Here’s how I setup my training script:

if "RANK" in os.environ and "WORLD_SIZE" in os.environ:
        config["RANK"] = int(os.environ["RANK"])
        config["WORLD_SIZE"] = int(os.environ["WORLD_SIZE"])
        config["GPU"] = int(os.environ["LOCAL_RANK"])
    else:
        config["DISTRIBUTED"] = False
        config["GPU"] = 1
        config["WORLD_SIZE"] = 1
        return

    config["DISTRIBUTED"] = True
    torch.cuda.set_device(config["GPU"])
    config["DIST_BACKEND"] = "nccl"
    torch.distributed.init_process_group(
        backend=config["DIST_BACKEND"],
        init_method=config["DIST_URL"],
        world_size=config["WORLD_SIZE"],
        rank=config["RANK"],
    )

and I also parse the following argument:

parser.add_argument("--local_rank", type=int)

Am I missing something?

Thanks for raising this issue! Since this seems like it could be a possible bug, or at the very least, a migration issue, can you file an issue (essentially this post) over at Issues · pytorch/pytorch · GitHub so that we can take a deeper look?

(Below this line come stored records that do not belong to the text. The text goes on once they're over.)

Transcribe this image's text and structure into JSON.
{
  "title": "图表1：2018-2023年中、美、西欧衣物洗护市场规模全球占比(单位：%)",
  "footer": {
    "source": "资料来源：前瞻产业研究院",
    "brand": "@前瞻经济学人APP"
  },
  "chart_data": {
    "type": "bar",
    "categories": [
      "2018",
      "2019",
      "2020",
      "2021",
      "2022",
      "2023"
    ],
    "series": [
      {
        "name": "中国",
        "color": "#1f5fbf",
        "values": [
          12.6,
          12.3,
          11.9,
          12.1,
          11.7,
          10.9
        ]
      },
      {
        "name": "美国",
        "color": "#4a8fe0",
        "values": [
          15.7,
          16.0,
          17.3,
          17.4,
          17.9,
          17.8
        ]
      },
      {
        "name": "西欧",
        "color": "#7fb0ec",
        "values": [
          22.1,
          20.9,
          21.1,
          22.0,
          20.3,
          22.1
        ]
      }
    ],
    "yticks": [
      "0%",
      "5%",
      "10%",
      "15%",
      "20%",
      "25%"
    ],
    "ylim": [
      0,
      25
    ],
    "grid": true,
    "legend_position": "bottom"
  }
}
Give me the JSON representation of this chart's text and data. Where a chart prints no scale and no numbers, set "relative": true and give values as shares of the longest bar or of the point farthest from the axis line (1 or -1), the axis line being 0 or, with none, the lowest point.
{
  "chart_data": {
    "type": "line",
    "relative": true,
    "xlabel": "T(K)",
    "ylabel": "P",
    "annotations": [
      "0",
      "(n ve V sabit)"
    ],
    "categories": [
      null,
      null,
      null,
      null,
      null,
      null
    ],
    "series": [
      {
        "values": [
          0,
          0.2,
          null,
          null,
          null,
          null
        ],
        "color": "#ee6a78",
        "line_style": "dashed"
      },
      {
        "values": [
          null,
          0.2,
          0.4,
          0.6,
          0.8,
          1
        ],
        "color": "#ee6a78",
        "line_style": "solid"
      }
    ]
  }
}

cc @cbalioglu @H-Huang @Kiuk_Chung @aivanou

Also, IIUC, torch.distributed.run should be fully backward-compatible with torch.distributed.launch. Have you tried simply dropping in torch.distributed.run with the same launch arguments, and if so what sort of issues did you hit there?

The docs for torch.distributed.launch|run needs some improvements to match the warning message. This issue is being tracked here: dist docs need an urgent serious update · Issue #60754 · pytorch/pytorch · GitHub. And most of it has been addressed in the nightly docs: torch.distributed.run (Elastic Launch) — PyTorch master documentation.

For the time being here are the things to note:

  1. torch.distributed.run does not support parsing --local_rank as cmd arguments. If your script does this, then change it to getting local rank from int(os.environ["LOCAL_RANK"]). If you can’t change the script, then stick to torch.distributed.launch for now.

  2. As @rvarm1 mentioned, torch.distributed.run's arguments are mostly backwards compatible with torch.distributed.launch (the exception is --use_env which is now set as True by default since we are planning to deprecate reading local_rank from cmd args in favor of env).

I tried torch.distributed.run with the same legacy arguments, and it works. Seems like it has a problem with the new rndvz arguments (or maybe I am not setting them up correctly).